皆さん、今日もお元気ですか。元気な気持ちは、健康の源です。今日も一日、張り切って楽しく過ごしましょう。
規律というのは、規則を定めて、それに従うことですね。辞書によると、規則までは定めないけれど、ある基準に基づいて判断し、それに従うことを"律する"と言います。
自律するというのは、自分自身が自分の定めた基準に基づいて、自分を律することです。言いかえれば、自分を自分で自己コントロールすることです。皆さんは、自分を律することができますか。中々難しいですよね。
人間は弱い存在ですから、欲に負けたり、他人のせいにしたりと、ついつい自分に嘘をついてしまうことがあります。私のような凡人は、自己をコントロールすることほど、難しいものはありません。自己中心に考えてしまうものなのです。
私たちは、誰でも完璧な人などいません。どんなに自分を律していると自己評価しても、神でもない限り、完璧な人はいないのです。だからこそ、ある人は自分を正そうと宗教を信じたり、ある人は哲学を勉強して、少しでも律しようとするのでしょう。
それほどまでに自分を律することが難しいのに、なぜ人間は、他人に対し律することを求めてしまうのでしょう。
例えば、自分も時々遅刻してしまうのに、自分の部下が遅刻したからと言って、他人を律することなどできるものでしょうか。なぜ、他人のミスばかりが目についてしまうのでしょう。なぜ、他人の短所が許せないのでしょう。

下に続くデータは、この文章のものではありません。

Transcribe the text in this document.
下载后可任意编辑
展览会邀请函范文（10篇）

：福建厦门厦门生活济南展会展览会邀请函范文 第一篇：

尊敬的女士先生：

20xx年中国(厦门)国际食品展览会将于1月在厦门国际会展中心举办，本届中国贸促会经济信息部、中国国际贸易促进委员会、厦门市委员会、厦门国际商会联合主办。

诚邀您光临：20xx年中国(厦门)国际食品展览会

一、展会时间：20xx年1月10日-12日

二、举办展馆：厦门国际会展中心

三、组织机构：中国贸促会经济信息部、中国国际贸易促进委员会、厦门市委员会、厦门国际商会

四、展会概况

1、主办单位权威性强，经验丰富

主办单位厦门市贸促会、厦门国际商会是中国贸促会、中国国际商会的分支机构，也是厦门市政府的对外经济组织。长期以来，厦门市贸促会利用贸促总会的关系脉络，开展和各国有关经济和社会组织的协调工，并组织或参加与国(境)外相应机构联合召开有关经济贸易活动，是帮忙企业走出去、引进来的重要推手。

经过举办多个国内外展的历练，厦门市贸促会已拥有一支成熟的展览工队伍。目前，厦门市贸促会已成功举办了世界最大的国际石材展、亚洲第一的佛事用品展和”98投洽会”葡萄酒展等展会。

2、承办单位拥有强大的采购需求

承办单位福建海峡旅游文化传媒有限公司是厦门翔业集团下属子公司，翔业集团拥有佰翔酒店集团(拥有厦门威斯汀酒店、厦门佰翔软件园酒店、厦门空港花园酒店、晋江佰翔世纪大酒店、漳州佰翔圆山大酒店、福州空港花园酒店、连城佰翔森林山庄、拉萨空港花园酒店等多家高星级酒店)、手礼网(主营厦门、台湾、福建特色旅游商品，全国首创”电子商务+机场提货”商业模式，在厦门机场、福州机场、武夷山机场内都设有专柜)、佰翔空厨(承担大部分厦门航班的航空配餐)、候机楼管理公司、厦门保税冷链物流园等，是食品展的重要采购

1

ついつい悪いところばかりが気になって嫌気をさしたり、自分にも落ち度がありながら、他人のせいにしたがるのはなぜでしょうか。それほどまでに自分は完璧なのでしょうか。それほどまでに、私たちは、自分を律しているでしょうか。
人間は弱い存在です。私も弱い人間です。私は、とてもとても自信を持って自律できているとは言えません。だからこそ、人の悪口を言ったり、短所や欠点ばかりを気にしないように努めなければならないと思っています。できるだけ長所を見るように努めなければならないと思っています。
自律できていないということは、言い換えれば他人に依存しているとも言えるのです。ここで言う依存とは、単に他人に委ねて頼っているという意味ではありません。他人に助けられているという意味です。
自律できないのですから、助けられているのは当然です。どんなに他人には頼らないと強気になっても、人は一人では生きていけないのです。私のように自分を律することができないのであれば、せめて人を大切にしなければならないのでしょう。
私は立派な人間ではありません。ですから、他人から助けられて、それ以上に助けてあげたとしても、まだまだ足りないくらいだと思うのです。その気持ちがなかったらとても自律などできるはずがありません。
私は、そのように私自身に言い聞かせています。